First, there’s a rule of thumb which governs our interactions with the external world around us, the physical environment that we live in. In the external world, the rule of thumb is something like this: the harder you try, and the more you struggle, the more likely you are to get what you want. Nothing is guaranteed, but you can improve your odds at getting something you want by making every effort possible. That’s the rule of thumb that governs our interactions with the external world. But that’s not the only rule we live by. There’s a second rule of thumb, one that pertains to our internal world of thoughts, emotions, and physical sensations. In this world, the rule is quite different. Here the rule is something like this: the more you oppose your thoughts, emotions, and physical sensations, the more you will have of them.


This is one of the obstacles you face in dealing with the problem of worry. As a society, we value thought, and usually think of thought as one of our characteristics that sets us apart from animals, one of the highlights of billions of years of evolution. We value human thought. And most of us are vain enough to put a particularly high value on our own thought. Thought is good, powerful, and important, we believe, and my thoughts are especially good, powerful, and important. We certainly act this way in responding to worry. If we didn’t take these thoughts to be important, they wouldn’t cause us so much grief!


If you became dehydrated, perhaps because you played too much tennis on a hot, sunny day without adequate liquids, you could drink more water and solve the problem. If you were severely dehydrated, you might require intravenous fluids. That’s all it would take—resupply your fluids and the problem is fixed. Training yourself to handle your worrisome thoughts differently is not like the problem of resupplying your water. It’s more like the process of exercising to get yourself back into shape, or of dieting and losing weight. You will need to learn, practice, and continually follow some steps in order to improve and get the results you seek.


In order to figure out some good ways to respond to a worry, first clarify the kind of situation you confront now. You can do this by using the two-part test from chapter 2, which asks: Is there a problem that exists now in the external world around you? If there is, can you do something to change it now? If you get anything other than two “yes” answers—two “no” answers, one “no” and one “yes,” maybes, or whatever—then you don’t have a problem in your external world that you can solve right now. You have the problem of worrying. You’re being “baited” by Uncle Argument.

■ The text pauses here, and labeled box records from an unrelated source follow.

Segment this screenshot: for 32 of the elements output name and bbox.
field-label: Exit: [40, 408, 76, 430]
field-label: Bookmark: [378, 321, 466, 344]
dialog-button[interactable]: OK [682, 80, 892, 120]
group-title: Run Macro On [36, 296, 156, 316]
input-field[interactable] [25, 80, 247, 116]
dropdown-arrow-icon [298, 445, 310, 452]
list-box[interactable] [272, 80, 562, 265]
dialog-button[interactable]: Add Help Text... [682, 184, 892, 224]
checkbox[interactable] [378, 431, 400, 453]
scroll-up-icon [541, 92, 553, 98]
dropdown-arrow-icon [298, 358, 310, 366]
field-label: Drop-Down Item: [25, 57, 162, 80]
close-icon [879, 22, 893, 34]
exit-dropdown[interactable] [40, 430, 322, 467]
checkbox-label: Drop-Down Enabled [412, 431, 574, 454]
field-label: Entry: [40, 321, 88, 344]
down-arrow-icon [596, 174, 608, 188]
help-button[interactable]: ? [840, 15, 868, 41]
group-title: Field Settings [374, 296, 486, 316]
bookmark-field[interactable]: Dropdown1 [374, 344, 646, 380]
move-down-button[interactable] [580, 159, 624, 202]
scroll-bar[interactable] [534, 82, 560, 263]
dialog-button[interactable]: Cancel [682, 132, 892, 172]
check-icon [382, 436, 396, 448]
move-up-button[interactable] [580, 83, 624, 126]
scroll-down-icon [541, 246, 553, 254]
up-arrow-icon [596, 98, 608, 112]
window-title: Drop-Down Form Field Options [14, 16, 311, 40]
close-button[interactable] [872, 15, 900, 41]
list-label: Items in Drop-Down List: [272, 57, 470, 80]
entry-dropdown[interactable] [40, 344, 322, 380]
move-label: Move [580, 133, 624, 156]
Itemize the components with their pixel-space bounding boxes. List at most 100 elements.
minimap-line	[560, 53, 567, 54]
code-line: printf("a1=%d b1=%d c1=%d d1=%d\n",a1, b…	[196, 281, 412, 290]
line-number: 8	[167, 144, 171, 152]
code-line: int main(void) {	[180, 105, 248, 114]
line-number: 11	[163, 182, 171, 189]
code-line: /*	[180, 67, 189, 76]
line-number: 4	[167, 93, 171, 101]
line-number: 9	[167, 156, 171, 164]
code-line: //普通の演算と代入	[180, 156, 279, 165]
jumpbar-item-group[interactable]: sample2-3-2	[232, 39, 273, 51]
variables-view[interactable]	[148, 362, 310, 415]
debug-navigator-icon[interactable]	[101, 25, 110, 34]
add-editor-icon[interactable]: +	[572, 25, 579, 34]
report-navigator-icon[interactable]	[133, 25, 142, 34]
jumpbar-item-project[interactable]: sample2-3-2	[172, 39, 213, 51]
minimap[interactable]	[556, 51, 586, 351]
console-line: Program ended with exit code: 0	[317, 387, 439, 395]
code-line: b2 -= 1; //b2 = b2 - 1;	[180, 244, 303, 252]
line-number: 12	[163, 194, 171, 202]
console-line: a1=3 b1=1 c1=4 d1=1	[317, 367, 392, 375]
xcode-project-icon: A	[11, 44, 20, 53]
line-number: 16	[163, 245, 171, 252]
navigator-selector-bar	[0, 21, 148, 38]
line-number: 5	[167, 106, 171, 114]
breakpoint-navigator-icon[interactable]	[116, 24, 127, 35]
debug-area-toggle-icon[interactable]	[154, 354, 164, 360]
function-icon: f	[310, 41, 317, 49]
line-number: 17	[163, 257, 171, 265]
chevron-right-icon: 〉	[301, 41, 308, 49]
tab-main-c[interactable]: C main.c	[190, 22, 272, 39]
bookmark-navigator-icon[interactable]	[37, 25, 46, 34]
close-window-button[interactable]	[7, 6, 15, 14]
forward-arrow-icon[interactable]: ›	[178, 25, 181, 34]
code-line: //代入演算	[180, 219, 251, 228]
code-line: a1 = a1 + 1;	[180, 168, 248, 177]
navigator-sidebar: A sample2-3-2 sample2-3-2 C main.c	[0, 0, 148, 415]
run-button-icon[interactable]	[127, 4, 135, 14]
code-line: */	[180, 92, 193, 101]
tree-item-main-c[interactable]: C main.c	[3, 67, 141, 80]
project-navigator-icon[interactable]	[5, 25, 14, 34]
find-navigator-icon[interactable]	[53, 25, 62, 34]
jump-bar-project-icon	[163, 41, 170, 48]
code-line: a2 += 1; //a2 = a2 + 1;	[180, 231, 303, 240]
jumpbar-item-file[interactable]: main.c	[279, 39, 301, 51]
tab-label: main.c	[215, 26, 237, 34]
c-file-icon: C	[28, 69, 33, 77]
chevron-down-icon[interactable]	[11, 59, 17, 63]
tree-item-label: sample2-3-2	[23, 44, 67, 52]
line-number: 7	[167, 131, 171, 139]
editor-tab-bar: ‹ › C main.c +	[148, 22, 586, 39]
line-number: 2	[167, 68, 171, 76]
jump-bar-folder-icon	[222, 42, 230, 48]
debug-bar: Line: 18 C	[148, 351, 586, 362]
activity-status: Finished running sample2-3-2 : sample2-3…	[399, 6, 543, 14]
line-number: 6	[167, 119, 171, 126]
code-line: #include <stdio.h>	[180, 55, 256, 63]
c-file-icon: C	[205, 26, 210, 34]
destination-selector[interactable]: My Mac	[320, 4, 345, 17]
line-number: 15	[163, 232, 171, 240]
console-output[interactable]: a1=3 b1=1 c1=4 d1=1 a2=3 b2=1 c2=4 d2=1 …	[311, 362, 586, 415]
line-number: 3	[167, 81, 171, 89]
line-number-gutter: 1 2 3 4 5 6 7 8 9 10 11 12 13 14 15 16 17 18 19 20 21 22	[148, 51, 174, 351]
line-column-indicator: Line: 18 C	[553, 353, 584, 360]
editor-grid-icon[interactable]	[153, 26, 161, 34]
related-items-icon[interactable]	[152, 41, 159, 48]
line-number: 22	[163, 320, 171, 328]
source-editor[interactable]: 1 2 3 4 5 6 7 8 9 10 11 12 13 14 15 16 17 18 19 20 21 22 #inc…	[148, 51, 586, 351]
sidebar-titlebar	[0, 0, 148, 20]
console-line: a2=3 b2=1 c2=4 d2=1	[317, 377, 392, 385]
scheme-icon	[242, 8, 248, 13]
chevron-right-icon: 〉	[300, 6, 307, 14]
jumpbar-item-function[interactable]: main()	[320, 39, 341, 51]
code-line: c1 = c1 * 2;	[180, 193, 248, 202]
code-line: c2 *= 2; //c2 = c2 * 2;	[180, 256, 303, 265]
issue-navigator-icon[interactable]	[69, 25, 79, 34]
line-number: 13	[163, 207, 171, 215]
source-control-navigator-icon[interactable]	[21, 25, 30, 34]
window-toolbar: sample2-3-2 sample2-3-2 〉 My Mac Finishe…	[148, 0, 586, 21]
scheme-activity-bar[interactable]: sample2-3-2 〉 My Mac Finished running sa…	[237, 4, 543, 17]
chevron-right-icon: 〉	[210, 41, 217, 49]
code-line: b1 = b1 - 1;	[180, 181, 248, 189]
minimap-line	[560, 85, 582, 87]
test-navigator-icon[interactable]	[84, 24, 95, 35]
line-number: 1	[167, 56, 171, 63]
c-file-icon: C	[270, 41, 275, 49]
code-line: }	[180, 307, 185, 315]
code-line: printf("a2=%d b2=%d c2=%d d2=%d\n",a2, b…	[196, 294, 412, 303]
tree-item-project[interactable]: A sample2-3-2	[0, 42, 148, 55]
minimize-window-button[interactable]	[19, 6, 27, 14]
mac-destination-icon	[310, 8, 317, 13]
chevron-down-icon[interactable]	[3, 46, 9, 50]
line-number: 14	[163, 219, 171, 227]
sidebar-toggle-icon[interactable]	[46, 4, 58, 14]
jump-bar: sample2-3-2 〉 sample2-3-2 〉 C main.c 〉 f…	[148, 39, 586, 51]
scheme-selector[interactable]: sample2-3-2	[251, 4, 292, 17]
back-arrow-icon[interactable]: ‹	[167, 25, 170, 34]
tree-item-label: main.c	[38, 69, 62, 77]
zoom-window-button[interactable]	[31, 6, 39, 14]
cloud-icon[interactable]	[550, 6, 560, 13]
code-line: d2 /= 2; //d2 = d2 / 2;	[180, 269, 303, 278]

So meditation actually consists of noticing, and passively observing, all the thoughts that get in the way when we sit down to have inner peace. This is particularly the case with mindfulness meditation. It’s a process of passively observing thoughts as they come and go while you focus on something basic like your breathing. Don’t try to engage in any discussion with your thoughts, nor try to silence or remove them in any manner. Simply observe them.